The functional areas include:
Area | Additional Tags | Description |
---|---|---|
ulimits |
aisrequired |
Adjusts /etc/security/limits.conf to set file descriptor limits as specified in this file. |
sysctlrequired |
aisrequired |
Implements essential sysctls from vars/host_config_sysctl.yml . |
sysctlnetwork |
never , nvidiastd |
Networking tuning for 100GigE environments, customizable as per your setup. See vars/host_config_sysctl.yml for details. |
sysctlnetmisc |
never , nvidiastd |
OS-related sysctls for review, listed in vars/host_config_sysctl.yml . |
mtu |
never , nvidiastd |
Sets MTU on Mellanox CX-5 NIC to 9000. |
cpufreq |
never , nvidiastd |
Sets the performance governor, ensuring necessary packages are installed. |
iosched_ethtool |
never , nvidiastd |
Configures IO scheduler and ethtool settings. Defaults to mq-deadline scheduler; use deadman if MQ scheduling is not enabled. Includes a systemd service for applying these settings. |
The playbooks rely on various variables, detailed in separate files with extensive comments. These comments also indicate which tasks are influenced by each variable.

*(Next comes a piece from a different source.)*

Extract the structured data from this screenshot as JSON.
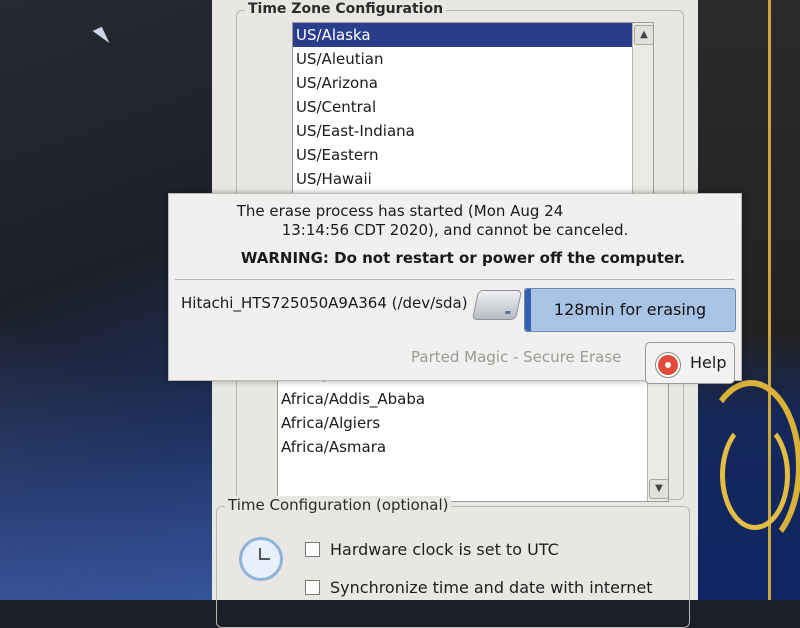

For initial setups or when post-deployment tuning is planned:
-
Review and agree with the values in the
vars
files. -
Run only the essential tasks (tagged
aisrequired
) to avoid unnecessary configurations:ansible-playbook -i hosts.ini ais_host_config_common.yml -e ais_hosts=ais
It's essential to thoroughly examine the variable files and, if possible, the role tasks to fully grasp their impact on your operating system setup. Modify the variable values as required, and identify any functional areas you may prefer to exclude. Feel free to utilize various Ansible options to tailor your execution. For example:
ansible-playbook --forks 20 -i hosts.ini ais_host_config_common.yml --tags never --skip-tags mtu -e ais_hosts=ais
Before executing the playbook, it's advisable to use --list-tasks --list-tags
to verify the tasks that will be executed during the run.